Lubitsch sur son film
Je considère Le ciel peut attendre comme une de mes œuvres majeures, car j’ai tenté alors de rompre, à divers égards, avec la formule traditionnelle suivant laquelle sont faits les films. Avant de mener à bien celui-ci, j’ai rencontré une certaine résistance, parce qu’il ne délivrait aucun message et ne visait aucun objectif en particulier. Le héros en était un homme qui ne s’intéréssait à rien d’autre qu’à avoir une bonne vie, sans avoir l’ambition d’accomplir quoi que ce soit, ou de réaliser quoi que ce soit de grand. Le studio m’aynt demandé pourquoi je voulais faire un film aussi dépourvu de relief, j’ai répondu que j’espérais faire connaître aux spectateurs d’un film un certain nombre de personnages, et que si le public les appréciait, cela suffirait pour faire le succès du film. Fort heureusement, il s’est trouvé que j’ai eu raison. De plus, j’ai montré un mariage heureux sous un jour plus authentique que cela se fait habituellement à l’écran, où cette sorte de mariage est trop souvent décrite comme une relation pantouflarde, ennuyeuse et sans éclat.

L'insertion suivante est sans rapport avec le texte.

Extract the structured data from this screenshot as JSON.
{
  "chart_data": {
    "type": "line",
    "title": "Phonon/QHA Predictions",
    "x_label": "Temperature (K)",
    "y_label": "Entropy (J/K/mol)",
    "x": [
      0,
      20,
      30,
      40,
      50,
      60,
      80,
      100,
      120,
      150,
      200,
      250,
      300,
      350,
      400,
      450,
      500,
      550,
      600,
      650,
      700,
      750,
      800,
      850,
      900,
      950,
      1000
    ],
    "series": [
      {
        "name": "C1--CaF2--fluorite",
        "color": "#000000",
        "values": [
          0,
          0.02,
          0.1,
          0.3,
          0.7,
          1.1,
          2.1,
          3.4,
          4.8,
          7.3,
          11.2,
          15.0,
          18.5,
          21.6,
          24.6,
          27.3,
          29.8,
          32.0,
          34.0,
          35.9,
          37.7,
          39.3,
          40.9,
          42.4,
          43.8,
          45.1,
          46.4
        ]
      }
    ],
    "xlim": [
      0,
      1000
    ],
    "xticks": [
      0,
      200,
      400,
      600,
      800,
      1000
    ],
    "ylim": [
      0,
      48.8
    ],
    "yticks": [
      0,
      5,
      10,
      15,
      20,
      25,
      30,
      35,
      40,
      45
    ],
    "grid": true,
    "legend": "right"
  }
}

Herman G. Weinberg, Ernst Lubitsch, The Lubitsch Touch, Ramsay Cinéma, 1994, p. 183.
François Truffaut sur Lubitsch
« Donc pas de Lubitsch sans public mais, attention, le public n’est pas en plus de la création, il est avec, il fait partie du film. Dans la bande sonore d’un film de Lubitsch, il y a le dialogue, les bruits, la musique et il y a nos rires, c’est essentiel, sinon il n’y aurait pas de film. Les prodigieuses ellipses de scénario ne fonctionnent que parce que nos rires établissent le pont d’une scène à l’autre. Dans le gruyère Lubitsch chaque trou est génial. […]
Si vous me dites : « Je viens de voir un Lubitsch dans lequel il y avait un plan inutile », je vous traite de menteur. Ce cinéma-là, c’est le contraire du vague, de l’imprécis, de l’informulé, de l’incommunicable, il ne comporte aucun plan décoratif, rien qui soit là « pour faire bien » : non, du début à la fin, on est dans l’essentiel jusqu’au cou.[…]

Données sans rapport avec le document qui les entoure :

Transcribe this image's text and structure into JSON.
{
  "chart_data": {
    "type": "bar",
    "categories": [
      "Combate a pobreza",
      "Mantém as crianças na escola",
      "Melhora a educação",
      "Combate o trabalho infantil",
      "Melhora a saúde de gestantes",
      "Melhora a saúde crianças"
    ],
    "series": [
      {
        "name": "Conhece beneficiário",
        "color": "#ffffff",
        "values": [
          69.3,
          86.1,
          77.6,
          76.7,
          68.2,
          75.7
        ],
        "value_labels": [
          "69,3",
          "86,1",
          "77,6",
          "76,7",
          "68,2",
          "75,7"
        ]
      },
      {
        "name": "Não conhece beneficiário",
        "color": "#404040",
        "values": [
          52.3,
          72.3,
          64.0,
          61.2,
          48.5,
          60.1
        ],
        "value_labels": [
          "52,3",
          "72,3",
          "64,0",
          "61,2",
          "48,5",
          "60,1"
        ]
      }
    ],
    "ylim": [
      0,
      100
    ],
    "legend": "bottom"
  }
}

Sur le papier, un scénario de Lubitsch n’existe pas, il n’a aucun sens non plus après la projection, tout se passe pendant qu’on le regarde.
François Truffaut, Les films de ma vie, Flammarion, 1975, p. 73.
La présentation du film par J.P. Coursodon et B. Tavernier
Un homme et une femme sont en train de valser au son de La Veuve joyeuse, à l’écart de leurs invités. Ils fêtent leurs noces d’argent et revivent quelques moments heureux du passé. L’homme a mené une vie de plaisir, trompant plusieurs fois sa femme, mais ce soir, une amitié amoureuse et attendrie les rapproche comme s’ils découvraient un sentiment nouveau. La femme, plus mûre, regarde son mari avec sérénité et semble vouloir lui cacher un secret pour ne pas l’effrayer. La caméra recule dans un long travelling à la grue et le commentaire nous apprend que, six mois plus tard, la femme va mourir. Vers la fin du film, un mouvement inverse accompagnera, toujours au son de la même valse, la mort du héros, qui nous sera aussi cachée. Ces deux séquences clés se trouvent dans la deuxième partie de Heaven Can Wait, œuvre miraculeuse qui tient de la confession et du testament. Comme son héros, Lubitsch récapitule sa carrière, fait revivre ses souvenirs. Toute sa vie, il a exalté, de manière plaisamment amorale, le plaisir, tourné en ridicule les institutions sociales, les interdits. Et il regarde son héros, cet homme qui ne veut pas vieiliir, qui lutte avec des efforts ridicules, touchants et tragiques, pour goûter un peu de joie, sans s’apercevoir de la gravité que peut contenir un instant de bonheur, de la fragilité d’un souvenir. Et Lubitsch ne peut s’empêcher d’admirer cet homme, de lui donner raison au moyen d’une pirouette dramatique qui n’est peut-être que le visage de la pudeur : Dn Ameche préfère suivre une jolie fille au purgatoire plutôt que d’aller au ciel. Film somme, Heaven Can Wait est à Lubitsch ce que Le Carrosse d’or est à Jean Renoir, une réflexion d’un artiste sur son œuvre et un aboutissement de cette œuvre. Oscillant avec une délicatesse rare, à l’intérieur d’une même scène, entre l’émotion pudique, la satire farceuse et la chronique souriante d’une justesse qui sera inégalée, cettte œuvre en dit plus long sur les rapports entre un homme et une femme que tous les pensums d’Antonioni dont se gargarisent nos intellectuels. Cette valse nostalgique venait juste après To Be or Not to Be, percutante satire du nazisme, d’une lucidité et d’une audace inouïes pour l’époque, qui firent crier au scandale les conformistes de toutes tendances (le même accident est arrivé à son disciple Billy Wilder, avec les admirables Kiss Me Stupid et One Two Three) qui se complaisent, eux, dans la propagande larmoyante.[…]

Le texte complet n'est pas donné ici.